Enabling the CPU High-Performance Mode and THP

Run the following commands on the bare-metal server (BMS) to enable high-performance CPU mode and THP to improve performance.

  • Enabling high-performance CPU mode increases TPS by approximately 3% while maintaining the same latency constraint.
    cpupower -c all frequency-set -g performance
  • Enabling THP results in more stable throughput, as demonstrated by multiple tests.
    echo always > /sys/kernel/mm/transparent_hugepage/enabled

    The service process may compete with model execution processes for CPU resources, leading to fluctuations in performance and latency. To mitigate the impact of CPU contention, you can manually bind the service process to an odd-numbered CPU core when starting the service. The detailed method is as follows:

    1. Run the lscpu command to view the CPU configuration of the system.
      lscpu

      Information similar to the following is displayed:

      NUMA:                   
        NUMA node(s):         8
        NUMA node0 CPU(s):    0-23
        NUMA node1 CPU(s):    24-47
        NUMA node2 CPU(s):    48-71
        NUMA node3 CPU(s):    72-95
        NUMA node4 CPU(s):    96-119
        NUMA node5 CPU(s):    120-143
        NUMA node6 CPU(s):    144-167
        NUMA node7 CPU(s):    168-191
    2. Run the taskset -c command to bind the service process to an odd-numbered CPU core and start the process.
      taskset -c $cpus ./bin/mindieservice_daemon

      $cpus corresponds to the value of node1, node3, node5, or node7 in the CPU configuration command output.

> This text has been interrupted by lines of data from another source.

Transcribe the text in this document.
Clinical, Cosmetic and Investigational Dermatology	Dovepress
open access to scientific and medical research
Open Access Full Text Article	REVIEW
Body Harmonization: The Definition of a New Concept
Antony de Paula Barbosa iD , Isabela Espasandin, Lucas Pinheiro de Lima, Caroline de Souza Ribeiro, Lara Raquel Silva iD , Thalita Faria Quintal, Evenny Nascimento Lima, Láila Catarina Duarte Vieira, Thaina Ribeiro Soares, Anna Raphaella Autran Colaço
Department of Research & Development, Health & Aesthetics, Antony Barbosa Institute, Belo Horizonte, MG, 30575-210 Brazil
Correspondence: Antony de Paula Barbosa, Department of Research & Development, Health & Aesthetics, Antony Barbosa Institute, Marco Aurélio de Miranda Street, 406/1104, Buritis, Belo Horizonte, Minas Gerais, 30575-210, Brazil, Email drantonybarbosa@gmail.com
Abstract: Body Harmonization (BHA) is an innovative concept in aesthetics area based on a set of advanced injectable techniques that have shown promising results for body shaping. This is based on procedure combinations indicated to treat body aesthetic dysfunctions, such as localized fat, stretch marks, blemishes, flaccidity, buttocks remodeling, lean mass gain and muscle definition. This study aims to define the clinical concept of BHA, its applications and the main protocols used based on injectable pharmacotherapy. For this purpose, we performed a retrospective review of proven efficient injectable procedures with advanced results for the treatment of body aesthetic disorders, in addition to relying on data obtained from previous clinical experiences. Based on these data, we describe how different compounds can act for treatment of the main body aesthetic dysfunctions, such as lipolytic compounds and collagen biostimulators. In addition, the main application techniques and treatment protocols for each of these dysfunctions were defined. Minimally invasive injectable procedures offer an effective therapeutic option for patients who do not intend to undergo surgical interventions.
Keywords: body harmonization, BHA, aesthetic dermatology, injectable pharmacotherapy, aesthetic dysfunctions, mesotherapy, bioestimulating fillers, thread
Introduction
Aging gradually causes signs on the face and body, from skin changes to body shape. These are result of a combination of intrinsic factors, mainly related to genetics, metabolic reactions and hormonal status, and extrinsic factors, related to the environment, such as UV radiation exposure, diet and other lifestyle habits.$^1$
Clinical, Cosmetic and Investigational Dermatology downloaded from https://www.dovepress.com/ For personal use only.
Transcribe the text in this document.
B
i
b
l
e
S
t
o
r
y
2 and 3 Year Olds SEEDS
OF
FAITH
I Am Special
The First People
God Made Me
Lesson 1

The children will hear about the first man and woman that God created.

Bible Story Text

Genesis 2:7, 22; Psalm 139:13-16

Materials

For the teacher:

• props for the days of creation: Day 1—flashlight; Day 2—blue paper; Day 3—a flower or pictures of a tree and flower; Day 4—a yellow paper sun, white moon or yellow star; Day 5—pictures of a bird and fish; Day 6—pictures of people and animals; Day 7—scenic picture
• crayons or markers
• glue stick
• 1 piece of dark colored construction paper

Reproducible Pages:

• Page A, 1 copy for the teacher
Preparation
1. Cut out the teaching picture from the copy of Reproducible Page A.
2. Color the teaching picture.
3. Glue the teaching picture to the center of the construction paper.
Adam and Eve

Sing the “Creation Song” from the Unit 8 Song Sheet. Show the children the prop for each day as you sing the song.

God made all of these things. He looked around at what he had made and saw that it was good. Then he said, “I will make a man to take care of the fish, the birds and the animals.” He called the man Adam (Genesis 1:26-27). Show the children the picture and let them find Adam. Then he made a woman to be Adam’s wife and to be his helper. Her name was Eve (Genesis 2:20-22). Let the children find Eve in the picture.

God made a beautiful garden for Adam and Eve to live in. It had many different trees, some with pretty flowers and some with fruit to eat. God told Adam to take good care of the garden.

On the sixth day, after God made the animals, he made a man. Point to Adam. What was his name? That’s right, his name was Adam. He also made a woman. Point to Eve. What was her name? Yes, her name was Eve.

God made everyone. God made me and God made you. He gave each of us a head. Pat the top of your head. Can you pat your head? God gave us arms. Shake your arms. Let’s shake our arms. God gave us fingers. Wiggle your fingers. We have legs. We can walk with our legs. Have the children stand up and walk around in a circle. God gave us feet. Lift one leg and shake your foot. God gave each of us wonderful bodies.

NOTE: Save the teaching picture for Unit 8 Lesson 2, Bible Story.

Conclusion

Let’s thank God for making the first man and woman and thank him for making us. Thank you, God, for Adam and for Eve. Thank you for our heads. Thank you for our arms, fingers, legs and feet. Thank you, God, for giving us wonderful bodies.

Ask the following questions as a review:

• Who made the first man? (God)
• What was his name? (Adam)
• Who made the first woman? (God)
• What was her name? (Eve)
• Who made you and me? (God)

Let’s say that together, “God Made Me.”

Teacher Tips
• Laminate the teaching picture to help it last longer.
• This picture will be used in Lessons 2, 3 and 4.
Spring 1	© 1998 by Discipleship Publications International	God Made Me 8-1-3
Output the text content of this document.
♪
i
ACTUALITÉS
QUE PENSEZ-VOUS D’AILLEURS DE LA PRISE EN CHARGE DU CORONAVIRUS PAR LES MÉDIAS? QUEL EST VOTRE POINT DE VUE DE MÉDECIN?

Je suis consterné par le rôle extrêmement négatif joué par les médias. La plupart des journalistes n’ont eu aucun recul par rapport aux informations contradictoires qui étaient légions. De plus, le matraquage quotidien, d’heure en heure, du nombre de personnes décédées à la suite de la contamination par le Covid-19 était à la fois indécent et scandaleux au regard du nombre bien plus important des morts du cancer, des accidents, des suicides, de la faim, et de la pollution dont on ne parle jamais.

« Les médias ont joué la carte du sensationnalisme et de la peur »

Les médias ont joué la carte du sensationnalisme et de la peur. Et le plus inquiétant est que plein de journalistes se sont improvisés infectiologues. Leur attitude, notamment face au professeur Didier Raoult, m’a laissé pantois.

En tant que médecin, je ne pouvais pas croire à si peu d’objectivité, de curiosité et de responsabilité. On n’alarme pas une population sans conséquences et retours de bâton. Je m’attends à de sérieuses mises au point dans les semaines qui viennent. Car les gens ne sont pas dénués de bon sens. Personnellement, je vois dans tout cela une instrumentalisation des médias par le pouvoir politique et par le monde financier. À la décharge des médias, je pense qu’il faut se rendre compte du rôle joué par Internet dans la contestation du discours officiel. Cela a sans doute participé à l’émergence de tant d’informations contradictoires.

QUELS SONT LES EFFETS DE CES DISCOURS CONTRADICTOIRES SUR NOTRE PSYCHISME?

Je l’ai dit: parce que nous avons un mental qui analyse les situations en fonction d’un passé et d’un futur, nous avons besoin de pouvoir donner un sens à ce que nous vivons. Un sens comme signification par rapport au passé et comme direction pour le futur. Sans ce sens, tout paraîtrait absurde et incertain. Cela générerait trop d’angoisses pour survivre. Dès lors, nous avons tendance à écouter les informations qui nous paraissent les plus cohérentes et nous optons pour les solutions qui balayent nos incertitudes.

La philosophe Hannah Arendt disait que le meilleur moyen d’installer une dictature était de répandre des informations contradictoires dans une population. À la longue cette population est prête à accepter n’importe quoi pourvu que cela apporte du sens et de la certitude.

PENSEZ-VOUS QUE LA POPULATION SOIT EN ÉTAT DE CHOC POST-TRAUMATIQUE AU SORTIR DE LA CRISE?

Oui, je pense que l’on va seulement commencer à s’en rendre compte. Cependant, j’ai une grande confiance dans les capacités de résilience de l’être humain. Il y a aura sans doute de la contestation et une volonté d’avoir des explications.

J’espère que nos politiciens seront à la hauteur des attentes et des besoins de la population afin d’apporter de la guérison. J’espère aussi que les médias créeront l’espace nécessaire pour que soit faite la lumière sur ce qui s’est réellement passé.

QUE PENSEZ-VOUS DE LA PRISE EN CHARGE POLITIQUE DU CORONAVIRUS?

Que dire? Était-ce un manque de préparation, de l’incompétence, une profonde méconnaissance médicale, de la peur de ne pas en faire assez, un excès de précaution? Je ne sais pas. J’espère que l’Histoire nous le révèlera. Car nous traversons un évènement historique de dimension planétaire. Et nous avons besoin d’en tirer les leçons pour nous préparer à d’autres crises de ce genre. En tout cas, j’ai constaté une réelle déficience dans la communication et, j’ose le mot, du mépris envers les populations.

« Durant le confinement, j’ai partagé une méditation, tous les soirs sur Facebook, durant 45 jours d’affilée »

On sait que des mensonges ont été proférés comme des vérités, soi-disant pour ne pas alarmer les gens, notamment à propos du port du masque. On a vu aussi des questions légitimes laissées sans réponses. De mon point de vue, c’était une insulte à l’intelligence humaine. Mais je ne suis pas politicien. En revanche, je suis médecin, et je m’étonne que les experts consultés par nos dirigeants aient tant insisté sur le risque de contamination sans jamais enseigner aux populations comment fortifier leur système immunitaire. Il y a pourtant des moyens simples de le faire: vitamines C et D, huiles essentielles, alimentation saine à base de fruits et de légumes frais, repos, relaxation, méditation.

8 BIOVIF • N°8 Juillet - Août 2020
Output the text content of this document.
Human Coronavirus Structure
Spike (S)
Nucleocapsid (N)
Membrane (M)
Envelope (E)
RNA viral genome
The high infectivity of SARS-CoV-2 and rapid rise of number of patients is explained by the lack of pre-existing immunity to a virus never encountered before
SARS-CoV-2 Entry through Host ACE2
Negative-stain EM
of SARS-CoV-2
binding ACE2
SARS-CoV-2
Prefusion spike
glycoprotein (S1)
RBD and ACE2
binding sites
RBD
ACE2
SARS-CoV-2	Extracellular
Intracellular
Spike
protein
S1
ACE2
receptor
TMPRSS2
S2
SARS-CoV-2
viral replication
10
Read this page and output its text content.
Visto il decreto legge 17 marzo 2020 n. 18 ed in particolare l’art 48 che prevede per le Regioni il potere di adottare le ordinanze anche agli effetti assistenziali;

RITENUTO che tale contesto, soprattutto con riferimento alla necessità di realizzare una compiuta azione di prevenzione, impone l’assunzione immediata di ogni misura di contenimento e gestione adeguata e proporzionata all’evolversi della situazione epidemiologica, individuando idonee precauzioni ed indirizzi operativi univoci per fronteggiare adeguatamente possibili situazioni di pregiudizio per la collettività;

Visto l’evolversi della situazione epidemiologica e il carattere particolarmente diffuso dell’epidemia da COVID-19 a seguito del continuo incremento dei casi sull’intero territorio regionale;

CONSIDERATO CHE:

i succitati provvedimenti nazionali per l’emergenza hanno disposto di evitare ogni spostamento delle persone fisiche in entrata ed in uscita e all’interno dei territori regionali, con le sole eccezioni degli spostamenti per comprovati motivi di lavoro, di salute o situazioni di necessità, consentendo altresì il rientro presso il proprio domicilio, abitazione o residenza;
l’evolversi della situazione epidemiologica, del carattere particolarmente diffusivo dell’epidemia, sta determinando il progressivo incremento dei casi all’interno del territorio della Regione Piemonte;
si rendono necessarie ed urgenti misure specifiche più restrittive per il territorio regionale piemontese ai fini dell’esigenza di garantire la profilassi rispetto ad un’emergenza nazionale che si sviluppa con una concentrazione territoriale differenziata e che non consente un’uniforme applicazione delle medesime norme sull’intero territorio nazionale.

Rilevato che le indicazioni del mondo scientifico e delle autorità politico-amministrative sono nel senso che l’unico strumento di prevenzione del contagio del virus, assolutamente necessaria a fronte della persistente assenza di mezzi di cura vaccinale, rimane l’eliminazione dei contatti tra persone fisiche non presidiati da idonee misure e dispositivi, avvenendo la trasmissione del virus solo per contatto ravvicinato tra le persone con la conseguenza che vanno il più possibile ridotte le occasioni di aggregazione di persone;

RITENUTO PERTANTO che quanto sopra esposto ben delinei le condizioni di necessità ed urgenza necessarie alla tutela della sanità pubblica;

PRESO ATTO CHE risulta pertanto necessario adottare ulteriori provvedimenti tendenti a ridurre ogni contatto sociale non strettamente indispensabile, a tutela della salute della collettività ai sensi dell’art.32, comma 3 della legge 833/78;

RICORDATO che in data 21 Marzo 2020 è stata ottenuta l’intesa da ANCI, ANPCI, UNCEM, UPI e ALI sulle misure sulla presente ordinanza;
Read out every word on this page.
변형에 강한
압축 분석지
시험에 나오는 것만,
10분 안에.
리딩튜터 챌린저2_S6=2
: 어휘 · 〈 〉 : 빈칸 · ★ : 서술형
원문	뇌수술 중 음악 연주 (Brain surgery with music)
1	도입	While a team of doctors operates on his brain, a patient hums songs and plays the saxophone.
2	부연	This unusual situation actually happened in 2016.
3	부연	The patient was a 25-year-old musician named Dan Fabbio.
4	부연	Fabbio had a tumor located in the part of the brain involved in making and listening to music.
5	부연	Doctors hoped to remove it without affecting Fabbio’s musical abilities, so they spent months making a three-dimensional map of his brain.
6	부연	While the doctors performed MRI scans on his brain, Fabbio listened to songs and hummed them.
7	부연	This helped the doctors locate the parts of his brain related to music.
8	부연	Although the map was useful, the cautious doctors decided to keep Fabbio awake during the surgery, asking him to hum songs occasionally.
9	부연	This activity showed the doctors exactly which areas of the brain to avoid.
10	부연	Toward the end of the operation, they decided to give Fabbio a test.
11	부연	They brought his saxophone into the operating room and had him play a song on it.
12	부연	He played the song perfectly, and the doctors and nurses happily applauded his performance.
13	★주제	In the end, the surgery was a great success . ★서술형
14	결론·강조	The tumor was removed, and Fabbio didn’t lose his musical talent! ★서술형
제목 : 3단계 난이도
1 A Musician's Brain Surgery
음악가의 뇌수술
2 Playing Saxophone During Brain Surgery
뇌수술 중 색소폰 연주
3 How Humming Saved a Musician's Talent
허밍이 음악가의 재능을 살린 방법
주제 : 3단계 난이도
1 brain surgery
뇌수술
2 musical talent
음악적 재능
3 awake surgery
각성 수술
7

Enabling jemalloc Optimization

To optimize jemalloc, you need to compile the jemalloc dynamic link library and import the compiled dynamic link library to the script. The procedure is as follows:

  1. Click the link to download the jemalloc source code, and refer to the INSTALL.md file for compilation and installation.
  2. Before starting the service, import the jemalloc dynamic link library to the environment by running the following command:
    export LD_PRELOAD="{$path_to_lib}/libjemalloc.so:$LD_PRELOAD"

    In the preceding command, path_to_lib indicates the path of libjemalloc.so.